A common source of error is the attribute that at the script is using to identify the web page element with which it’s attempting to interact. There are a number of ways to specify an element:
- It’s important that the id remains consistent; some applications dynamically generate the id attribute and this will lead to unpredictable results.
- This attribute is meant for form elements. Like id, it’s best if they are static.
- css path
- In other contexts this is called ‘css selector’. It is the standard css syntax you would use to identify an element or set of elements by walking the DOM. Because css path doesn’t rely on a static id or name, they can be used on pages that dynamically generate links or elements, such as search engine results. You can grab the css path for an element in google chrome like this; and test a css path you wrote with this plug-in.
- xpath is similar to css path. You specify the position of an element in the DOM by walking the DOM hierarchy. When it comes to xpath versus css path, generally there’s no reason to choose one over the other as long as you can get to the element you’re trying to target. But it’s worth mentioning that xpath can go up and down the DOM and has a facility for text recognition. Here are some good examples. You can test an xpath you wrote like this.
Finally, borrow ideas from our example script. You’ll see that while there are a lot of commands at your disposal, even the most popular services just need a few of them.

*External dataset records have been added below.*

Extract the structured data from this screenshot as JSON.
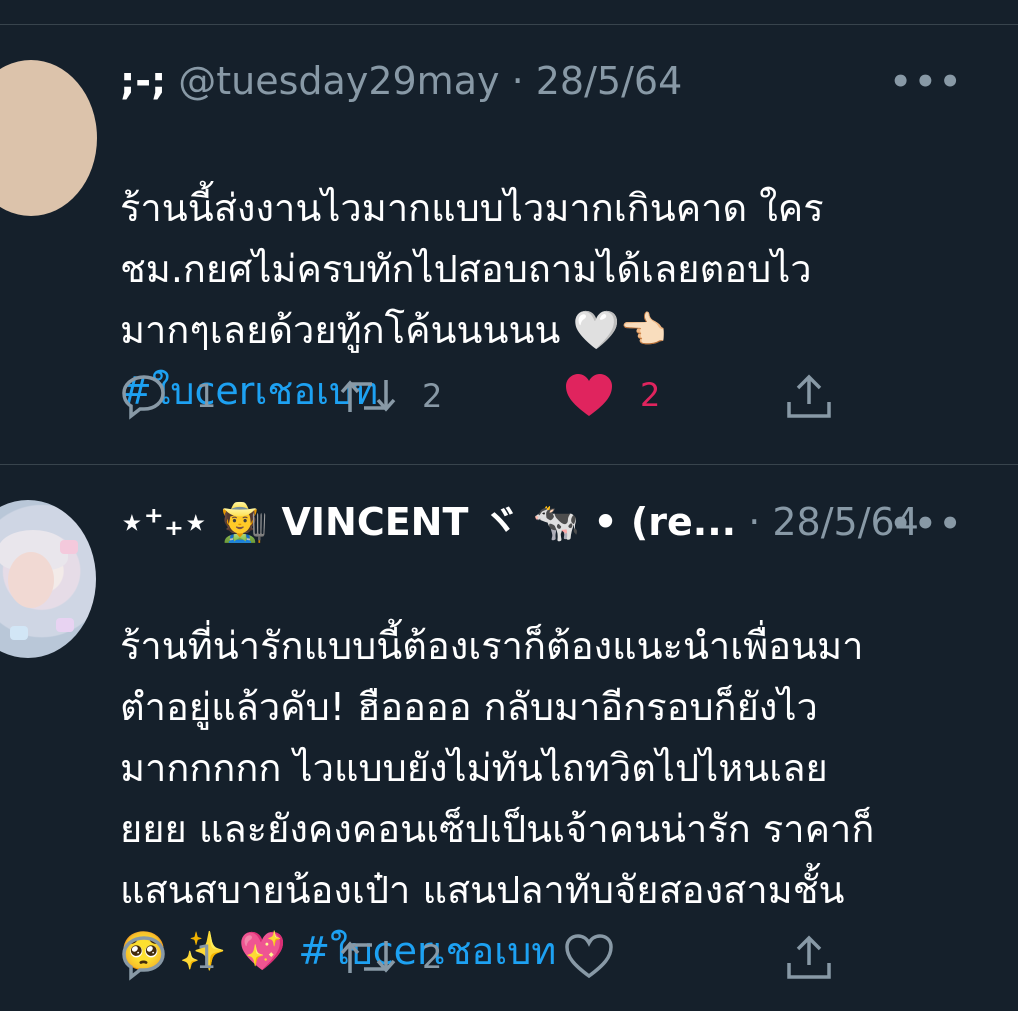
{
  "tweets": [
    {
      "display_name": ";-;",
      "handle": "@tuesday29may",
      "separator": "·",
      "date": "28/5/64",
      "text": "ร้านนี้ส่งงานไวมากแบบไวมากเกินคาด ใคร\nชม.กยศไม่ครบทักไปสอบถามได้เลยตอบไว\nมากๆเลยด้วยทู้กโค้นนนนน 🤍👈🏻",
      "hashtag": "#ใบcerเชอเบท",
      "replies": "1",
      "retweets": "2",
      "likes": "2",
      "liked": true
    },
    {
      "display_name": "⋆⁺₊⋆ 🧑‍🌾 VINCENT ヾ 🐄 • (re...",
      "separator": "·",
      "date": "28/5/64",
      "text": "ร้านที่น่ารักแบบนี้ต้องเราก็ต้องแนะนำเพื่อนมา\nตำอยู่แล้วคับ! ฮืออออ กลับมาอีกรอบก็ยังไว\nมากกกกก ไวแบบยังไม่ทันไถทวิตไปไหนเลย\nยยย และยังคงคอนเซ็ปเป็นเจ้าคนน่ารัก ราคาก็\nแสนสบายน้องเป๋า แสนปลาทับจัยสองสามชั้น\n🥺 ✨ 💖 ",
      "hashtag": "#ใบcerเชอเบท",
      "replies": "1",
      "retweets": "2",
      "likes": "",
      "liked": false
    }
  ],
  "icons": {
    "more": "more-icon",
    "reply": "reply-icon",
    "retweet": "retweet-icon",
    "like": "heart-icon",
    "share": "share-icon"
  },
  "colors": {
    "background": "#15202b",
    "secondary_text": "#8899a6",
    "hashtag": "#1da1f2",
    "like": "#e0245e"
  }
}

Once you can get the script to reliably play back in the Selenium IDE, you can copy and paste the contents of the source tab in the plug-in to the source tab in AppView. Then, there are two remaining clean up operations.

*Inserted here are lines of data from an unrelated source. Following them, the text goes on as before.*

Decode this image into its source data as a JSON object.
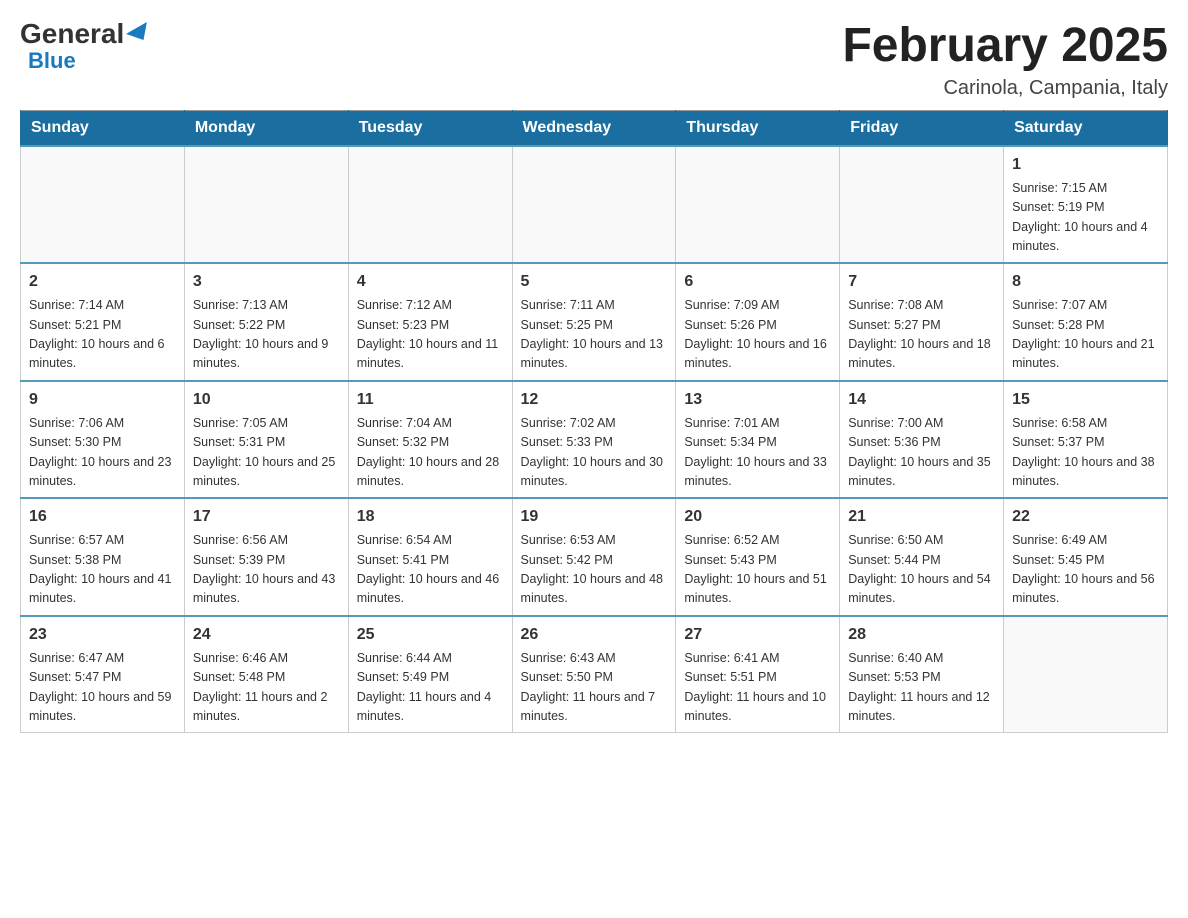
{
  "header": {
    "logo_general": "General",
    "logo_blue": "Blue",
    "month_title": "February 2025",
    "location": "Carinola, Campania, Italy"
  },
  "days_of_week": [
    "Sunday",
    "Monday",
    "Tuesday",
    "Wednesday",
    "Thursday",
    "Friday",
    "Saturday"
  ],
  "weeks": [
    [
      {
        "day": "",
        "info": ""
      },
      {
        "day": "",
        "info": ""
      },
      {
        "day": "",
        "info": ""
      },
      {
        "day": "",
        "info": ""
      },
      {
        "day": "",
        "info": ""
      },
      {
        "day": "",
        "info": ""
      },
      {
        "day": "1",
        "info": "Sunrise: 7:15 AM\nSunset: 5:19 PM\nDaylight: 10 hours and 4 minutes."
      }
    ],
    [
      {
        "day": "2",
        "info": "Sunrise: 7:14 AM\nSunset: 5:21 PM\nDaylight: 10 hours and 6 minutes."
      },
      {
        "day": "3",
        "info": "Sunrise: 7:13 AM\nSunset: 5:22 PM\nDaylight: 10 hours and 9 minutes."
      },
      {
        "day": "4",
        "info": "Sunrise: 7:12 AM\nSunset: 5:23 PM\nDaylight: 10 hours and 11 minutes."
      },
      {
        "day": "5",
        "info": "Sunrise: 7:11 AM\nSunset: 5:25 PM\nDaylight: 10 hours and 13 minutes."
      },
      {
        "day": "6",
        "info": "Sunrise: 7:09 AM\nSunset: 5:26 PM\nDaylight: 10 hours and 16 minutes."
      },
      {
        "day": "7",
        "info": "Sunrise: 7:08 AM\nSunset: 5:27 PM\nDaylight: 10 hours and 18 minutes."
      },
      {
        "day": "8",
        "info": "Sunrise: 7:07 AM\nSunset: 5:28 PM\nDaylight: 10 hours and 21 minutes."
      }
    ],
    [
      {
        "day": "9",
        "info": "Sunrise: 7:06 AM\nSunset: 5:30 PM\nDaylight: 10 hours and 23 minutes."
      },
      {
        "day": "10",
        "info": "Sunrise: 7:05 AM\nSunset: 5:31 PM\nDaylight: 10 hours and 25 minutes."
      },
      {
        "day": "11",
        "info": "Sunrise: 7:04 AM\nSunset: 5:32 PM\nDaylight: 10 hours and 28 minutes."
      },
      {
        "day": "12",
        "info": "Sunrise: 7:02 AM\nSunset: 5:33 PM\nDaylight: 10 hours and 30 minutes."
      },
      {
        "day": "13",
        "info": "Sunrise: 7:01 AM\nSunset: 5:34 PM\nDaylight: 10 hours and 33 minutes."
      },
      {
        "day": "14",
        "info": "Sunrise: 7:00 AM\nSunset: 5:36 PM\nDaylight: 10 hours and 35 minutes."
      },
      {
        "day": "15",
        "info": "Sunrise: 6:58 AM\nSunset: 5:37 PM\nDaylight: 10 hours and 38 minutes."
      }
    ],
    [
      {
        "day": "16",
        "info": "Sunrise: 6:57 AM\nSunset: 5:38 PM\nDaylight: 10 hours and 41 minutes."
      },
      {
        "day": "17",
        "info": "Sunrise: 6:56 AM\nSunset: 5:39 PM\nDaylight: 10 hours and 43 minutes."
      },
      {
        "day": "18",
        "info": "Sunrise: 6:54 AM\nSunset: 5:41 PM\nDaylight: 10 hours and 46 minutes."
      },
      {
        "day": "19",
        "info": "Sunrise: 6:53 AM\nSunset: 5:42 PM\nDaylight: 10 hours and 48 minutes."
      },
      {
        "day": "20",
        "info": "Sunrise: 6:52 AM\nSunset: 5:43 PM\nDaylight: 10 hours and 51 minutes."
      },
      {
        "day": "21",
        "info": "Sunrise: 6:50 AM\nSunset: 5:44 PM\nDaylight: 10 hours and 54 minutes."
      },
      {
        "day": "22",
        "info": "Sunrise: 6:49 AM\nSunset: 5:45 PM\nDaylight: 10 hours and 56 minutes."
      }
    ],
    [
      {
        "day": "23",
        "info": "Sunrise: 6:47 AM\nSunset: 5:47 PM\nDaylight: 10 hours and 59 minutes."
      },
      {
        "day": "24",
        "info": "Sunrise: 6:46 AM\nSunset: 5:48 PM\nDaylight: 11 hours and 2 minutes."
      },
      {
        "day": "25",
        "info": "Sunrise: 6:44 AM\nSunset: 5:49 PM\nDaylight: 11 hours and 4 minutes."
      },
      {
        "day": "26",
        "info": "Sunrise: 6:43 AM\nSunset: 5:50 PM\nDaylight: 11 hours and 7 minutes."
      },
      {
        "day": "27",
        "info": "Sunrise: 6:41 AM\nSunset: 5:51 PM\nDaylight: 11 hours and 10 minutes."
      },
      {
        "day": "28",
        "info": "Sunrise: 6:40 AM\nSunset: 5:53 PM\nDaylight: 11 hours and 12 minutes."
      },
      {
        "day": "",
        "info": ""
      }
    ]
  ]
}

If you captured user credentials in your script:
- Define those variables in AppView. You can define variables per target or per script).

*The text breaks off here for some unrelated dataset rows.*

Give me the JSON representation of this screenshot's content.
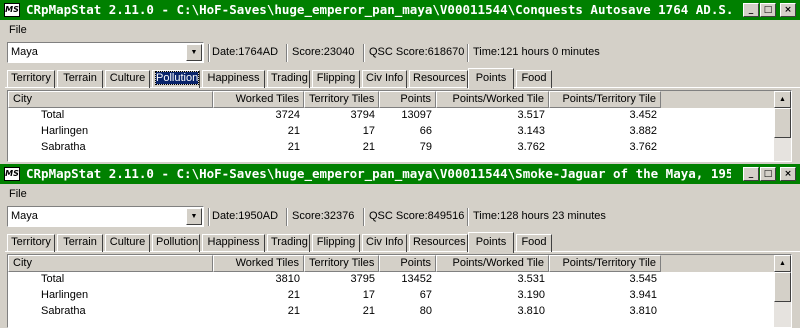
{
  "tabs": [
    "Territory",
    "Terrain",
    "Culture",
    "Pollution",
    "Happiness",
    "Trading",
    "Flipping",
    "Civ Info",
    "Resources",
    "Points",
    "Food"
  ],
  "columns": [
    "City",
    "Worked Tiles",
    "Territory Tiles",
    "Points",
    "Points/Worked Tile",
    "Points/Territory Tile"
  ],
  "windows": [
    {
      "title": "CRpMapStat 2.11.0 - C:\\HoF-Saves\\huge_emperor_pan_maya\\V00011544\\Conquests Autosave 1764 AD.S...",
      "menu": "File",
      "civ": "Maya",
      "date": "Date:1764AD",
      "score": "Score:23040",
      "qsc": "QSC Score:618670",
      "time": "Time:121 hours 0 minutes",
      "active_tab": "Points",
      "rows": [
        [
          "Total",
          "3724",
          "3794",
          "13097",
          "3.517",
          "3.452"
        ],
        [
          "Harlingen",
          "21",
          "17",
          "66",
          "3.143",
          "3.882"
        ],
        [
          "Sabratha",
          "21",
          "21",
          "79",
          "3.762",
          "3.762"
        ],
        [
          "",
          "",
          "",
          "",
          "",
          ""
        ]
      ]
    },
    {
      "title": "CRpMapStat 2.11.0 - C:\\HoF-Saves\\huge_emperor_pan_maya\\V00011544\\Smoke-Jaguar of the Maya, 195...",
      "menu": "File",
      "civ": "Maya",
      "date": "Date:1950AD",
      "score": "Score:32376",
      "qsc": "QSC Score:849516",
      "time": "Time:128 hours 23 minutes",
      "active_tab": "Points",
      "rows": [
        [
          "Total",
          "3810",
          "3795",
          "13452",
          "3.531",
          "3.545"
        ],
        [
          "Harlingen",
          "21",
          "17",
          "67",
          "3.190",
          "3.941"
        ],
        [
          "Sabratha",
          "21",
          "21",
          "80",
          "3.810",
          "3.810"
        ],
        [
          "",
          "",
          "",
          "",
          "",
          ""
        ]
      ]
    }
  ],
  "icons": {
    "app": "MS",
    "minimize": "_",
    "maximize": "□",
    "close": "×",
    "dropdown": "▼",
    "scroll_up": "▲"
  },
  "colors": {
    "titlebar": "#008000",
    "face": "#d4d0c8",
    "focus": "#0a246a"
  }
}
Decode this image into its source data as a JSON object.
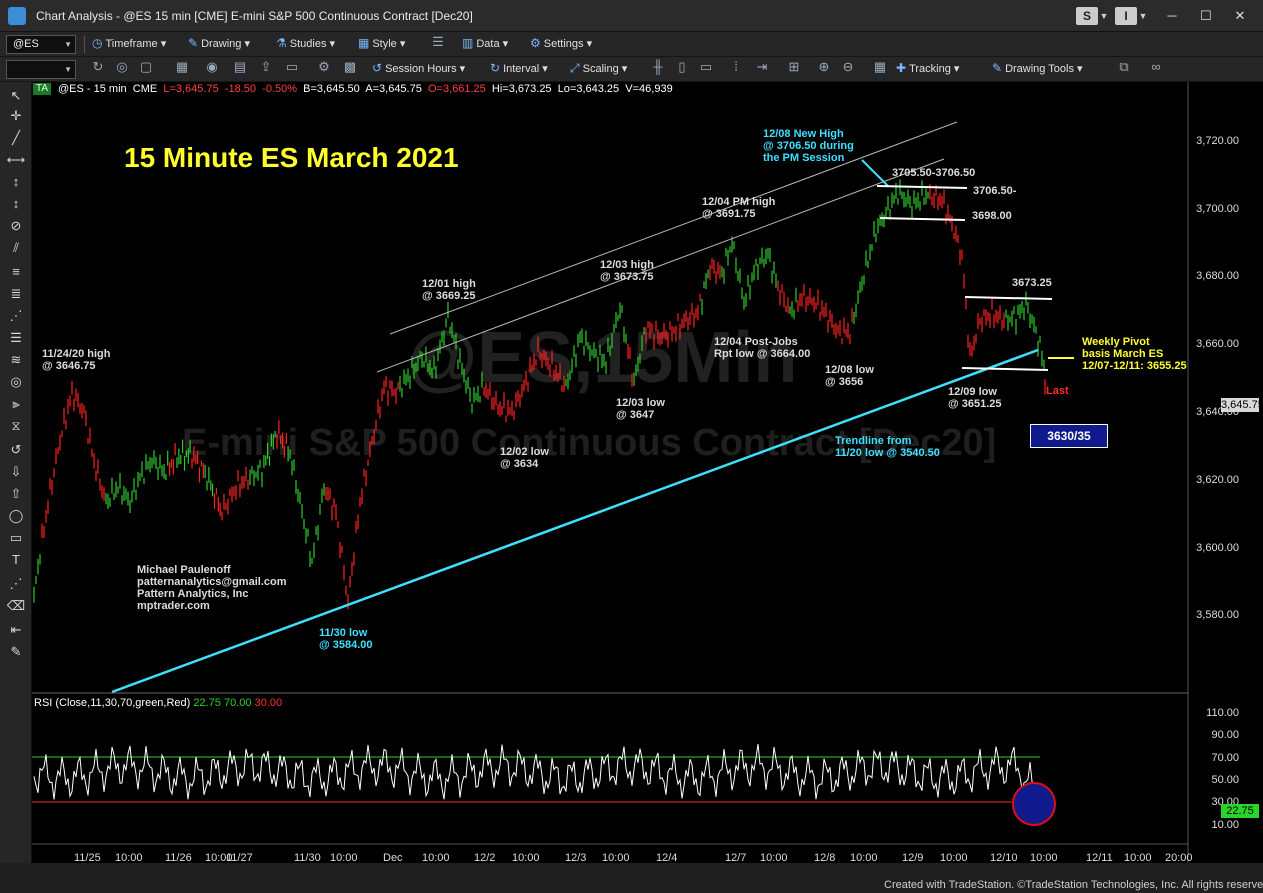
{
  "window": {
    "title": "Chart Analysis - @ES 15 min [CME] E-mini S&P 500 Continuous Contract [Dec20]",
    "badge_s": "S",
    "badge_i": "I",
    "min": "─",
    "max": "☐",
    "close": "✕"
  },
  "toolbar1": {
    "symbol": "@ES",
    "timeframe": "Timeframe",
    "drawing": "Drawing",
    "studies": "Studies",
    "style": "Style",
    "data": "Data",
    "settings": "Settings"
  },
  "toolbar2": {
    "interval_box": "",
    "session_hours": "Session Hours",
    "interval": "Interval",
    "scaling": "Scaling",
    "tracking": "Tracking",
    "drawing_tools": "Drawing Tools"
  },
  "chart": {
    "header": {
      "badge": "TA",
      "symbol": "@ES - 15 min",
      "exchange": "CME",
      "last": "L=3,645.75",
      "chg": "-18.50",
      "pct": "-0.50%",
      "bid": "B=3,645.50",
      "ask": "A=3,645.75",
      "open": "O=3,661.25",
      "hi": "Hi=3,673.25",
      "lo": "Lo=3,643.25",
      "vol": "V=46,939"
    },
    "title": "15 Minute ES March 2021",
    "watermark_symbol": "@ES,15Min",
    "watermark_name": "E-mini S&P 500 Continuous Contract [Dec20]",
    "price_labels": [
      "3,720.00",
      "3,700.00",
      "3,680.00",
      "3,660.00",
      "3,640.00",
      "3,620.00",
      "3,600.00",
      "3,580.00"
    ],
    "last_price": "3,645.75",
    "rsi_labels": [
      "110.00",
      "90.00",
      "70.00",
      "50.00",
      "30.00",
      "10.00"
    ],
    "rsi_last": "22.75",
    "time_labels": [
      "11/25",
      "10:00",
      "11/26",
      "10:00",
      "11/27",
      "11/30",
      "10:00",
      "Dec",
      "10:00",
      "12/2",
      "10:00",
      "12/3",
      "10:00",
      "12/4",
      "12/7",
      "10:00",
      "12/8",
      "10:00",
      "12/9",
      "10:00",
      "12/10",
      "10:00",
      "12/11",
      "10:00",
      "20:00"
    ],
    "rsi_header": {
      "name": "RSI (Close,11,30,70,green,Red)",
      "v1": "22.75",
      "v2": "70.00",
      "v3": "30.00"
    },
    "box_target": "3630/35",
    "annotations": {
      "a1124": "11/24/20 high\n@ 3646.75",
      "a1201": "12/01 high\n@ 3669.25",
      "a1203h": "12/03 high\n@ 3673.75",
      "a1204h": "12/04 PM high\n@ 3691.75",
      "a1208nh": "12/08 New High\n@ 3706.50 during\nthe PM Session",
      "a3705": "3705.50-3706.50",
      "a3706": "3706.50-",
      "a3698": "3698.00",
      "a3673": "3673.25",
      "a1204pj": "12/04 Post-Jobs\nRpt low @ 3664.00",
      "a1208l": "12/08 low\n@ 3656",
      "a1209l": "12/09 low\n@ 3651.25",
      "a1203l": "12/03 low\n@ 3647",
      "a1202l": "12/02 low\n@ 3634",
      "trend": "Trendline from\n11/20 low @ 3540.50",
      "a1130": "11/30 low\n@ 3584.00",
      "pivot": "Weekly Pivot\nbasis March ES\n12/07-12/11: 3655.25",
      "last": "Last",
      "author": "Michael Paulenoff\npatternanalytics@gmail.com\nPattern Analytics, Inc\nmptrader.com"
    }
  },
  "footer": {
    "credit": "Created with TradeStation. ©TradeStation Technologies, Inc. All rights reserved."
  },
  "colors": {
    "bull": "#2ecc2e",
    "bear": "#ff2222",
    "trend": "#3fe0ff",
    "channel": "#bbbbbb",
    "title": "#ffff2b"
  }
}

- Replace your actual credentials with the variables you defined.
Mark your milestones
The highest granularity for timing data is ‘milestone’. A ‘milestone’ is a collection of one or more actions that you the coder decide is a meaningful unit of work that deserves to be measured individually. Milestones exist only as a facility for you breakdown complex scripts that would otherwise be opaque. For example, if a script consisted of 10 actions and had a high completion time, how would you determine which action was the culprit? By splitting those actions into multiple milestones, you can get monitoring data for each and quickly narrow down the culprit. A script can have up to 20 milestones.
The easiest way to mark a milestone is to use the table tab. Generally, commands that result in a page transition like
open have an optional milestone field. Try to follow the form:
Milestone <number> <description>.
Have a maintenance plan
Don’t let your passwords expire. Set yourself regular reminders the change the password.
Include AppView in your change control process. A change to your app, even a minor one, could change the flow of your script or cause an id attribute to change.
Run your AppView script against your staging server as well. This ensures that your script remains valid across changes and has the added bonus of allowing you to benchmark changes in your application performance before they’re made in production.